- Born: 1883 Higashiura, Aichi Prefecture, Japan
- Died: April 3, 1926 (aged 42–43)
- Known for: Photography
- Movement: Pictorialism

= Chotaro Hidaka =

Japanese photographer (1883-1926)

Chotaro Hidaka (Japanese: 日高 長太郎, Hepburn: Hidaka Chotaro; 1883 – 3 April 1926) was a Japanese photographer associated with Pictorialism. Based in Nagoya, he was a co-founder of the Aiyu Photography Club and one of the central figures in art photography in the Taisho era. He is best known for gum-bichromate landscape photographs, especially mountain scenes. Later exhibitions and scholarship have placed Hidaka and the Aiyu club at the beginning of modern photographic culture in Nagoya.

== Life and career ==
Hidaka was born in Higashiura, Aichi Prefecture. In 1912, he co-founded the Aiyu Photography Club in Nagoya with Sano Shiei and Goro Yamamoto. The club later published the portfolio series Gashu between 1916 and 1921, and its third volume was issued by Goro Yamamoto. Later writing on Nagoya photography treats the club as one of the foundations of the city's photographic culture.

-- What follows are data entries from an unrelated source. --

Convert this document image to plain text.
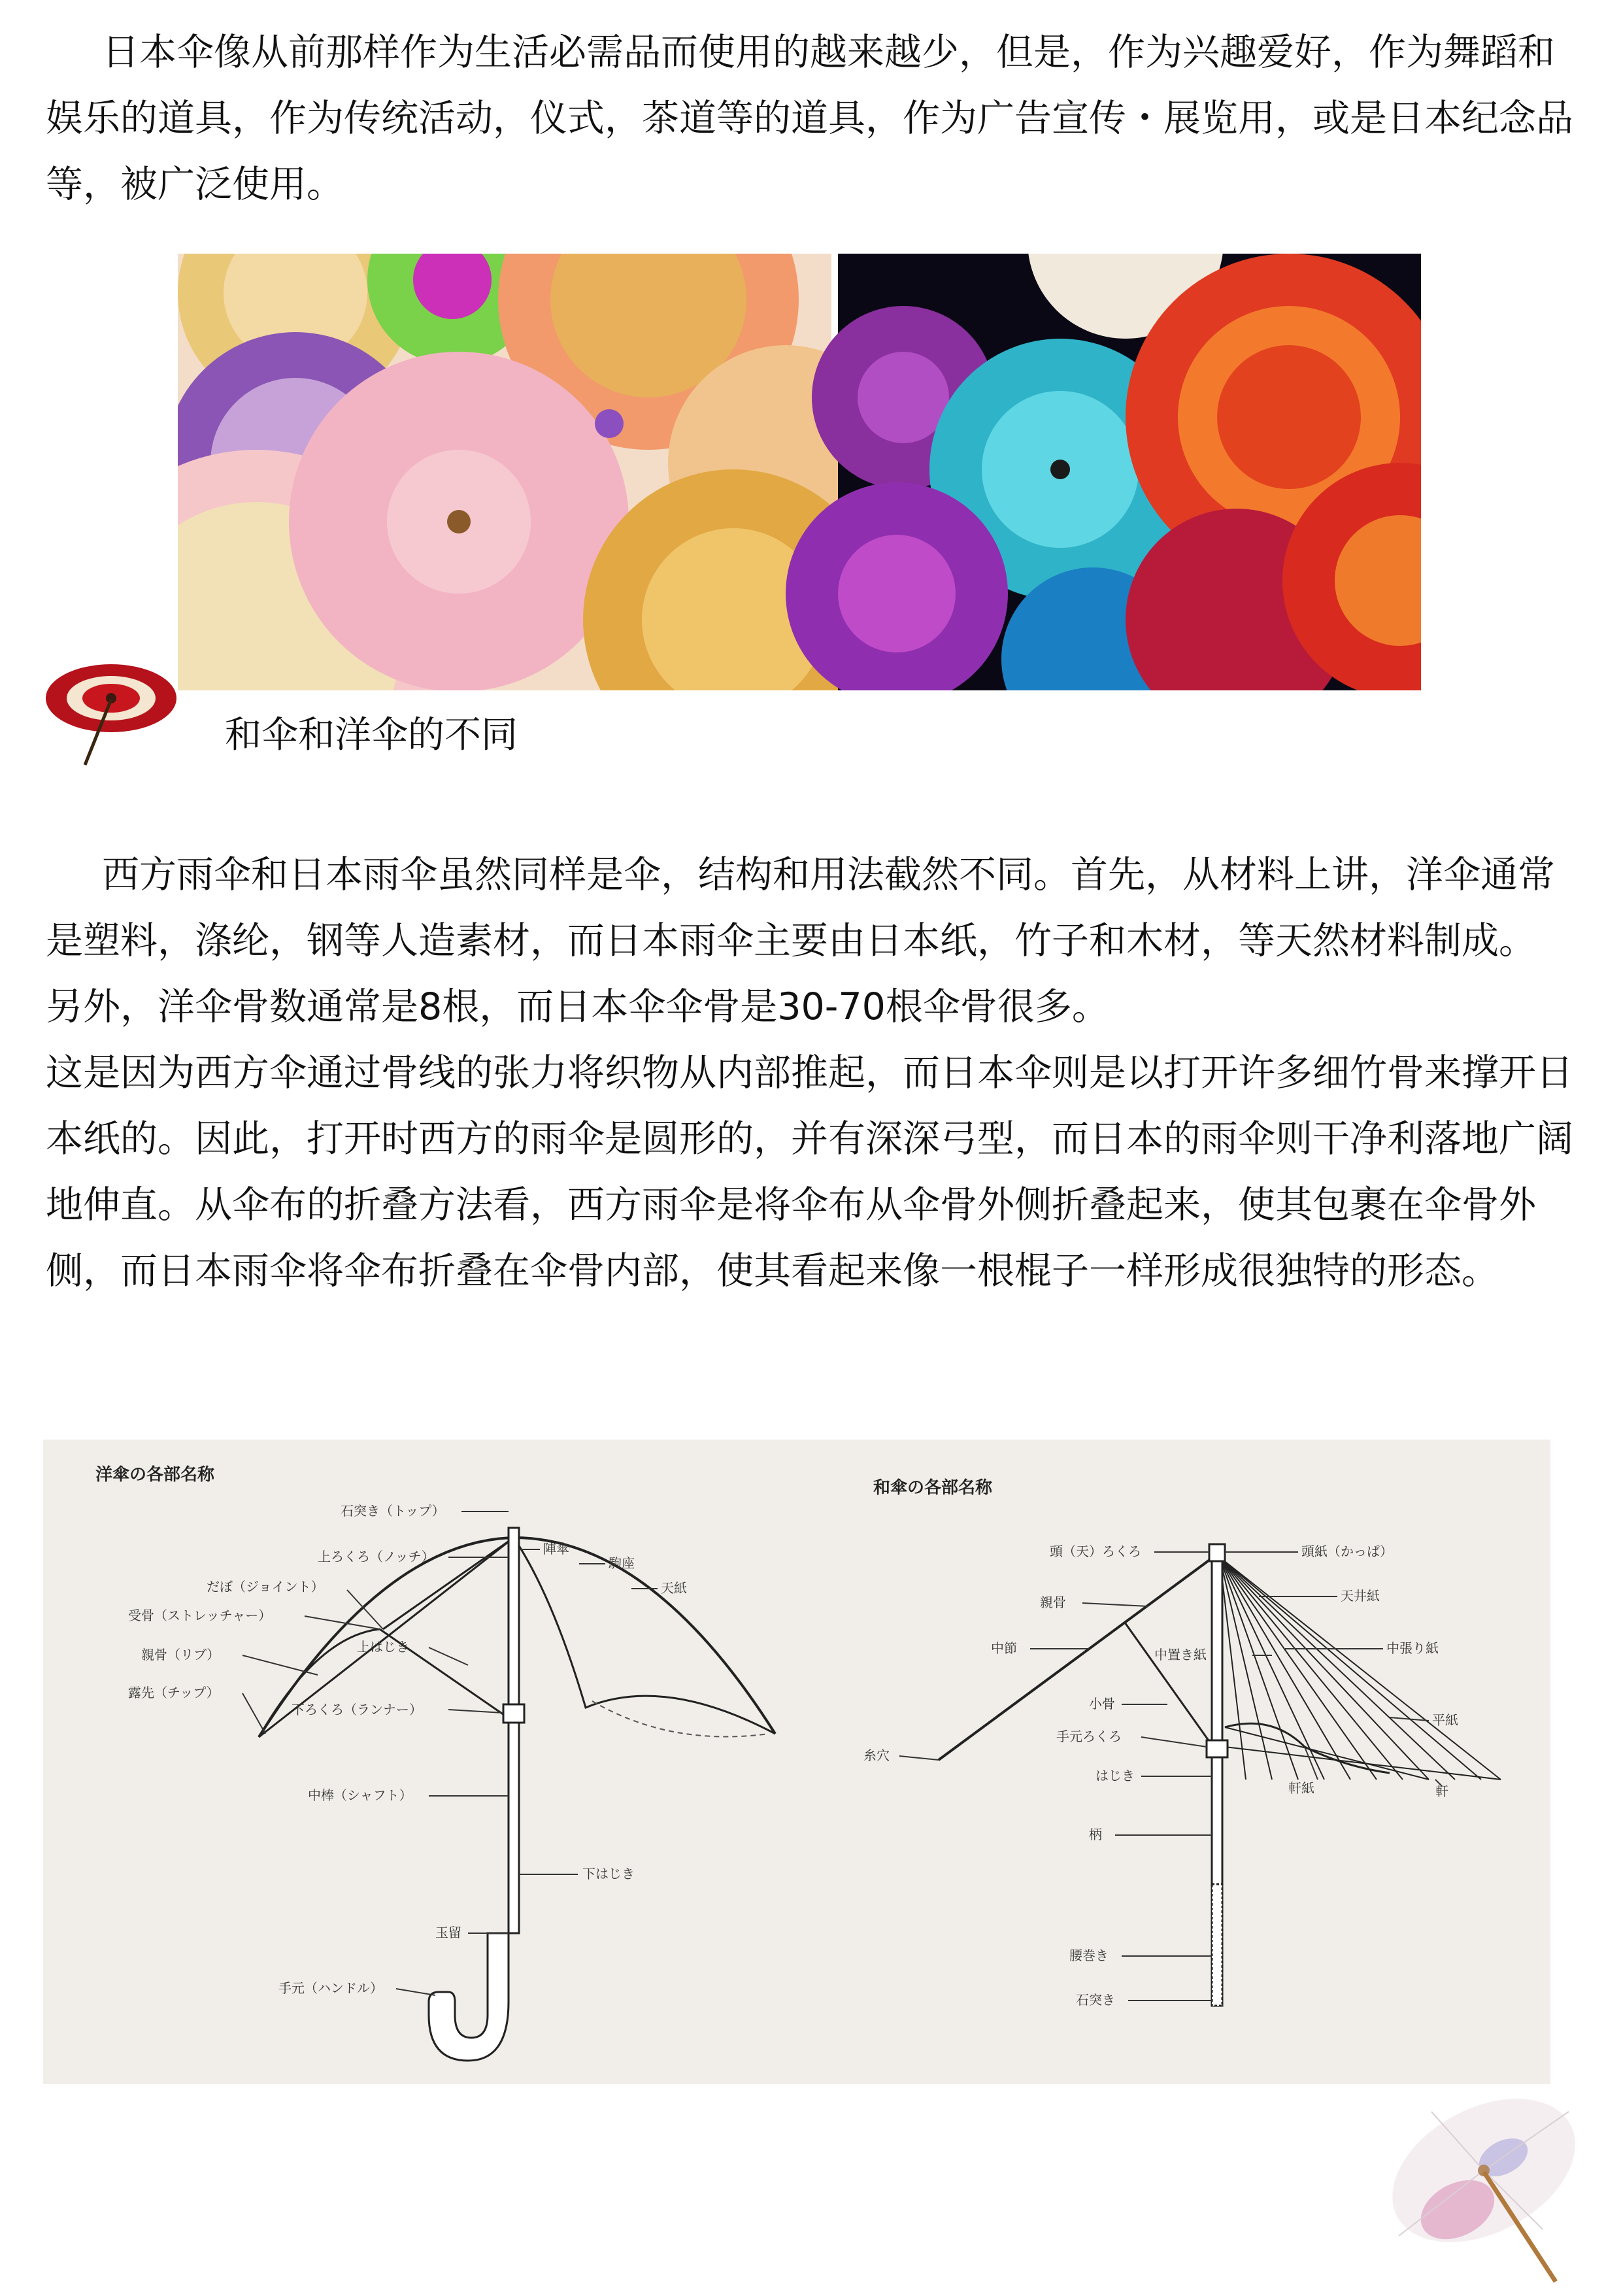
日本伞像从前那样作为生活必需品而使用的越来越少，但是，作为兴趣爱好，作为舞蹈和娱乐的道具，作为传统活动，仪式，茶道等的道具，作为广告宣传・展览用，或是日本纪念品等，被广泛使用。

和伞和洋伞的不同

西方雨伞和日本雨伞虽然同样是伞，结构和用法截然不同。首先，从材料上讲，洋伞通常是塑料，涤纶，钢等人造素材，而日本雨伞主要由日本纸，竹子和木材，等天然材料制成。　另外，洋伞骨数通常是8根，而日本伞伞骨是30-70根伞骨很多。

这是因为西方伞通过骨线的张力将织物从内部推起，而日本伞则是以打开许多细竹骨来撑开日本纸的。因此，打开时西方的雨伞是圆形的，并有深深弓型，而日本的雨伞则干净利落地广阔地伸直。从伞布的折叠方法看，西方雨伞是将伞布从伞骨外侧折叠起来，使其包裹在伞骨外侧，而日本雨伞将伞布折叠在伞骨内部，使其看起来像一根棍子一样形成很独特的形态。

洋傘の各部名称
石突き（トップ）
上ろくろ（ノッチ）
だぼ（ジョイント）
受骨（ストレッチャー）
親骨（リブ）
露先（チップ）
上はじき
下ろくろ（ランナー）
中棒（シャフト）
下はじき
玉留
手元（ハンドル）
陣傘
駒座
天紙
和傘の各部名称
頭（天）ろくろ
親骨
中節
小骨
手元ろくろ
はじき
柄
腰巻き
石突き
糸穴
頭紙（かっぱ）
天井紙
中張り紙
平紙
軒紙	軒
中置き紙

In 1914, his photograph Shako received a commendation at the Tokyo Taisho Exposition. Hidaka was also active in the exhibitions of the Tokyo Photography Research Society (Tokyo Shashin Kenkyukai); from 1922 until his death he served as a juror for its annual Ken-ten exhibition. He died on 3 April 1926. In July of that year, the Aiyu Photography Club published the memorial volume Hidaka Chotaro Isakushu.

== Work ==
According to Morihiro Sato, all of Hidaka's photographs formally exhibited or published as works were landscapes. He concentrated especially on mountain and rural scenery, and later commentary has described him as a major figure in the mountain landscape branch of Japanese pictorial photography. His photographs are closely associated with the gum bichromate process, and museum commentary has emphasized both his control of that medium and his movement from descriptive landscape toward compositions organized around light and shadow.

Works reproduced in later museum surveys include Asa no ogawa (1912), Takahara no fuyu (1917), Ame no yu (1918), Kisoji no haru (1920), Kage (1921), Matsu no kodachi (1925), and Takao fukei (1926).

== Reception and legacy ==
Nagoya City Art Museum devoted a 1990 exhibition to Hidaka and the Aiyu Photography Club. In 2021, the same museum's exhibition The Movement of Modern Photography in Nagoya 1911-1972 opened with a section titled "The beginnings of photographic art: Hidaka Chotaro and the Aiyu Photography Club", underlining his place at the start of the city's photographic history. Reviews and exhibition texts for that show described the achievements of Hidaka and the Aiyu club as foundational to Nagoya's later reputation as a "city of photography".

Hidaka also figures in the longer genealogy of Nagoya photography. One of the Aiyu club's founders, Goro Yamamoto, later became the father of the Surrealist photographer Kansuke Yamamoto. In the 2021 Nagoya City Art Museum survey, works by Goro Yamamoto were placed immediately after the Hidaka and Aiyu section, presenting Hidaka's milieu as part of the prehistory of the city's later avant-garde photography.